If we think more physically, still in Figure 1b), if the initial velocity of the ball at point B is large enough, when the ball rolls to point D, with momentum, the ball can continue to move up the slope to the left of D. And if we assume the initial velocity is even larger, the ball can go up the slope to point E and then roll down to C as in Figure 1c). This is exactly what we want. Readers may ask whether the ball rolling from A to C follows the momentum to roll to E and then to D. The answer is that this is less likely to happen because compared to slope DE, slope CE is much higher.

Based on this phenomenon, an algorithm was born to overcome the problem of GD's solution falling at an unwanted local minimum point. That algorithm is called Momentum

*Then, how do we represent momentum mathematically?*

In GD, we need to calculate the change at time $t$ to update the new position of the solution (i.e the marble). If we consider this quantity as the velocity $v_t$ in physsics, the new position of the marble will be $\theta_{t + 1} = \theta_t - v_t$. 

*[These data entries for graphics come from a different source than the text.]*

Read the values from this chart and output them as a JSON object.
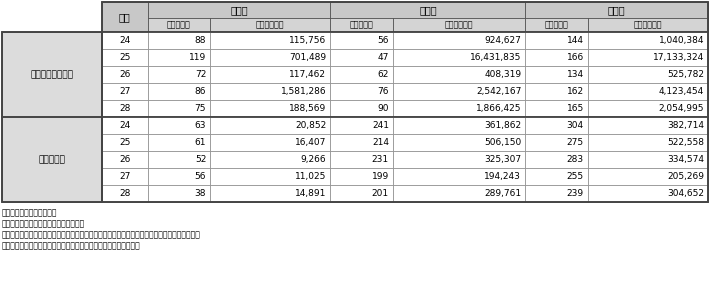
{
  "notes": [
    "注１：法務省資料による。",
    "　２：金額は、千円未満切捨てである。",
    "　３：共犯者に重複して言い渡された没収・追徴は、重複部分を控除した金額を計上している。",
    "　４：外国通貨は、判決日現在の為替レートで日本円に換算した。"
  ],
  "header_top": [
    "没　収",
    "追　徴",
    "総　数"
  ],
  "header_sub": [
    "人員（人）",
    "金額（千円）",
    "人員（人）",
    "金額（千円）",
    "人員（人）",
    "金額（千円）"
  ],
  "year_header": "年次",
  "group1_label": "組織的犯罪処罰法",
  "group2_label": "麻薬特例法",
  "group1_data": [
    [
      "24",
      "88",
      "115,756",
      "56",
      "924,627",
      "144",
      "1,040,384"
    ],
    [
      "25",
      "119",
      "701,489",
      "47",
      "16,431,835",
      "166",
      "17,133,324"
    ],
    [
      "26",
      "72",
      "117,462",
      "62",
      "408,319",
      "134",
      "525,782"
    ],
    [
      "27",
      "86",
      "1,581,286",
      "76",
      "2,542,167",
      "162",
      "4,123,454"
    ],
    [
      "28",
      "75",
      "188,569",
      "90",
      "1,866,425",
      "165",
      "2,054,995"
    ]
  ],
  "group2_data": [
    [
      "24",
      "63",
      "20,852",
      "241",
      "361,862",
      "304",
      "382,714"
    ],
    [
      "25",
      "61",
      "16,407",
      "214",
      "506,150",
      "275",
      "522,558"
    ],
    [
      "26",
      "52",
      "9,266",
      "231",
      "325,307",
      "283",
      "334,574"
    ],
    [
      "27",
      "56",
      "11,025",
      "199",
      "194,243",
      "255",
      "205,269"
    ],
    [
      "28",
      "38",
      "14,891",
      "201",
      "289,761",
      "239",
      "304,652"
    ]
  ],
  "header_bg": "#c8c8c8",
  "header_bg2": "#d4d4d4",
  "group_label_bg": "#dcdcdc",
  "white": "#ffffff",
  "border_dark": "#444444",
  "border_light": "#888888",
  "note_indent": [
    "注１：法務省資料による。",
    "　２：金額は、千円未満切捨てである。",
    "　３：共犯者に重複して言い渡された没収・追徴は、重複部分を控除した金額を計上している。",
    "　４：外国通貨は、判決日現在の為替レートで日本円に換算した。"
  ]
}
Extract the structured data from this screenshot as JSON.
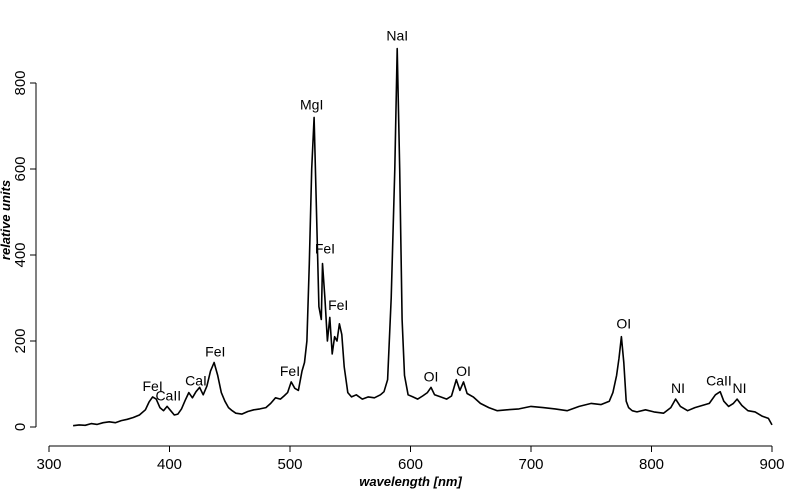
{
  "chart_data": {
    "type": "line",
    "title": "",
    "xlabel": "wavelength [nm]",
    "ylabel": "relative units",
    "xlim": [
      300,
      900
    ],
    "ylim": [
      0,
      900
    ],
    "xticks": [
      300,
      400,
      500,
      600,
      700,
      800,
      900
    ],
    "yticks": [
      0,
      200,
      400,
      600,
      800
    ],
    "grid": false,
    "series": [
      {
        "x": [
          320,
          325,
          330,
          335,
          340,
          345,
          350,
          355,
          360,
          365,
          370,
          375,
          380,
          383,
          386,
          389,
          392,
          395,
          398,
          401,
          404,
          407,
          410,
          413,
          416,
          419,
          422,
          425,
          428,
          431,
          434,
          437,
          440,
          443,
          446,
          449,
          452,
          455,
          460,
          465,
          470,
          475,
          480,
          484,
          488,
          492,
          495,
          498,
          501,
          504,
          507,
          510,
          512,
          514,
          516,
          518,
          520,
          522,
          524,
          526,
          527,
          529,
          531,
          533,
          535,
          537,
          539,
          541,
          543,
          545,
          548,
          551,
          555,
          560,
          565,
          570,
          575,
          578,
          581,
          584,
          587,
          589,
          591,
          593,
          595,
          598,
          602,
          606,
          610,
          614,
          617,
          620,
          625,
          630,
          634,
          638,
          641,
          644,
          647,
          652,
          658,
          665,
          672,
          680,
          690,
          700,
          710,
          720,
          730,
          740,
          750,
          758,
          765,
          768,
          771,
          773,
          775,
          777,
          779,
          781,
          784,
          788,
          795,
          802,
          810,
          816,
          820,
          824,
          830,
          836,
          842,
          848,
          853,
          857,
          860,
          864,
          868,
          871,
          875,
          880,
          886,
          892,
          897,
          900
        ],
        "y": [
          3,
          5,
          4,
          8,
          6,
          10,
          12,
          10,
          15,
          18,
          22,
          28,
          40,
          58,
          70,
          65,
          45,
          38,
          48,
          38,
          28,
          30,
          42,
          62,
          80,
          68,
          82,
          92,
          75,
          95,
          130,
          150,
          120,
          80,
          60,
          45,
          38,
          32,
          30,
          36,
          40,
          42,
          45,
          55,
          68,
          65,
          72,
          80,
          105,
          90,
          85,
          130,
          150,
          200,
          380,
          600,
          720,
          500,
          280,
          250,
          380,
          300,
          200,
          255,
          170,
          210,
          200,
          240,
          215,
          140,
          80,
          70,
          75,
          65,
          70,
          68,
          75,
          82,
          110,
          300,
          600,
          880,
          600,
          250,
          120,
          75,
          70,
          65,
          72,
          80,
          92,
          75,
          70,
          65,
          72,
          110,
          85,
          105,
          78,
          70,
          55,
          45,
          38,
          40,
          42,
          48,
          45,
          42,
          38,
          48,
          55,
          52,
          60,
          80,
          120,
          160,
          210,
          150,
          60,
          45,
          38,
          35,
          40,
          35,
          32,
          45,
          65,
          48,
          38,
          45,
          50,
          55,
          75,
          82,
          60,
          48,
          55,
          65,
          50,
          38,
          35,
          25,
          20,
          5
        ]
      }
    ],
    "annotations": [
      {
        "text": "FeI",
        "x": 386,
        "y": 70
      },
      {
        "text": "CaII",
        "x": 399,
        "y": 48
      },
      {
        "text": "CaI",
        "x": 422,
        "y": 82
      },
      {
        "text": "FeI",
        "x": 438,
        "y": 150
      },
      {
        "text": "FeI",
        "x": 500,
        "y": 105
      },
      {
        "text": "MgI",
        "x": 518,
        "y": 725
      },
      {
        "text": "FeI",
        "x": 529,
        "y": 390
      },
      {
        "text": "FeI",
        "x": 540,
        "y": 258
      },
      {
        "text": "NaI",
        "x": 589,
        "y": 885
      },
      {
        "text": "OI",
        "x": 617,
        "y": 92
      },
      {
        "text": "OI",
        "x": 644,
        "y": 105
      },
      {
        "text": "OI",
        "x": 777,
        "y": 215
      },
      {
        "text": "NI",
        "x": 822,
        "y": 65
      },
      {
        "text": "CaII",
        "x": 856,
        "y": 82
      },
      {
        "text": "NI",
        "x": 873,
        "y": 65
      }
    ]
  }
}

The minus sign represents moving in the opposite direction of the derivative. Our job now is to calculate the quantity $v_t$ so that it carries both information about **the slope** (i.e. the derivative) and information about **the momentum**, i.e. the previous velocity $v_{t-1}$ (assume that the velocity at time $t = 0$ is $v_0 = 0$). In the simplest way, we can add (weighted) these two quantities together:

$$v_t = \gamma v_{t-1} + \eta \nabla J(\theta_t)$$

Where:
- $v_t$: the velocity at time $t$
- $\gamma$: the momentum parameter, usually set to 0.9
- $v_{t - 1}$: the velocity at time $t - 1$
- $\eta$: the learning rate
- $\nabla J(\theta_t)$: the gradient of the cost function at time $t$

And the update rule for the solution is:
$$\theta_{t + 1} = \theta_t - v_t$$

Small example, Consider this simple function with two local minimum points, and 1 global minimum point:

$$f(x) = x^2 + 10\sin(x)$$

Have derivative:

$$f'(x) = 2x + 10\cos(x)$$

![No Momentum](./img/no_momentum.gif)

The above animation shows the path of the experiment without using the Momentum, algorithm converged after only 5 iterations but the experiment was found to a local minimum.

![Momentum](./img/momentum.gif)

And this one shows the path of the solution when using Momentum, the ball was able to climb the slope to the area near the global minimun point, then oscillate around this point, decelerate and finally reach the goal. Although it takes more iterations, GD with Momentum gives us a more accurate solution. Observing the path of the ball in this case, we see that this is more physics-like!